The longest phase of growth
German GDP slows in Q1, but grows for 15th quarter in a row, says the Federal Statistics Office.
Frankfurt (dpa) - The German economy slowed in the first quarter of 2018, with gross domestic product (GDP) growing by 0.3 per cent compared to the previous quarter, representing a drop of 0.3 percentage points.
In the last three months of 2017, GDP grew at a quarterly rate of 0.6 per cent, while in the third quarter it had grown by 0.7 per cent.
Despite the slowdown, the Federal Statistics Office in Wiesbaden reported on Tuesday that the rise in the first quarter of 2018 represented the 15th quarter of growth in a row. "That is the longest phase of growth since 1991," the office said.

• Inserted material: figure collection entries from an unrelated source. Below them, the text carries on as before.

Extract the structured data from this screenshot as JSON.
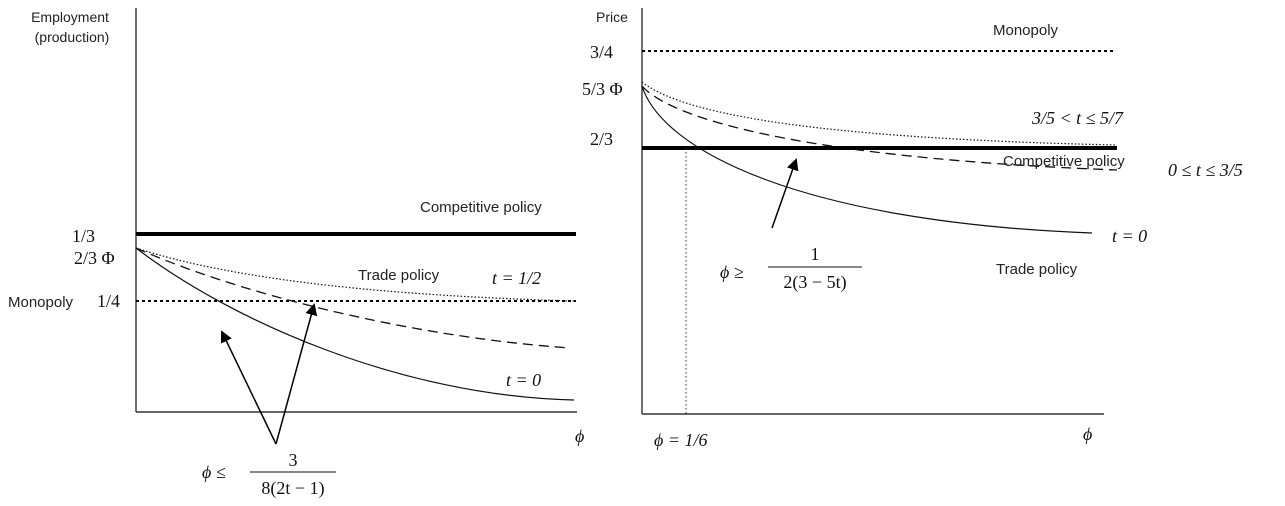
{
  "left_panel": {
    "y_axis_title_line1": "Employment",
    "y_axis_title_line2": "(production)",
    "tick_one_third": "1/3",
    "tick_two_thirds_phi": "2/3 Φ",
    "monopoly_label": "Monopoly",
    "tick_one_quarter": "1/4",
    "competitive_label": "Competitive policy",
    "trade_label": "Trade policy",
    "t_half_label": "t = 1/2",
    "t_zero_label": "t = 0",
    "x_axis_label": "ϕ",
    "condition_lhs": "ϕ ≤",
    "condition_num": "3",
    "condition_den": "8(2t − 1)"
  },
  "right_panel": {
    "y_axis_title": "Price",
    "monopoly_label": "Monopoly",
    "tick_three_quarters": "3/4",
    "tick_five_thirds_phi": "5/3 Φ",
    "tick_two_thirds": "2/3",
    "range_high_label": "3/5 < t ≤ 5/7",
    "competitive_label": "Competitive policy",
    "range_low_label": "0 ≤ t ≤ 3/5",
    "t_zero_label": "t = 0",
    "trade_label": "Trade policy",
    "condition_lhs": "ϕ ≥",
    "condition_num": "1",
    "condition_den": "2(3 − 5t)",
    "phi_value_label": "ϕ = 1/6",
    "x_axis_label": "ϕ"
  }
}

The Q1 growth figure was due to consumer spending, investments by companies in new machinery and other equipment and a boom in construction, the statistics office said.
Government spending dropped slightly for the first time in five years, which exerted downward pressure on GDP growth, as did a slowdown in both imports and exports, the office said.
Analysts had predicted that the economy would grow by 0.4 per cent in the first three months of 2018.
They had based their forecast for a slowing in the economy on strikes in the metal production and electrical industries, a nationwide outbreak of flu and cold weather in March that dampened the construction industry.
However, the analysts said the growth phase was not expected to end anytime soon.
"We view the somewhat restrained economic development at the beginning of the year as a temporary growth dip and not as the beginning of a longer-term slow-down in growth," economists at insurers Allianz said.
The German government has forecast continued growth for Europe's largest economy: in 2018, GDP is expected to grow by 2.3 per cent, and in 2019, by 2.1 per cent, after growing by 2.2 per cent in 2017, the strongest result in six years.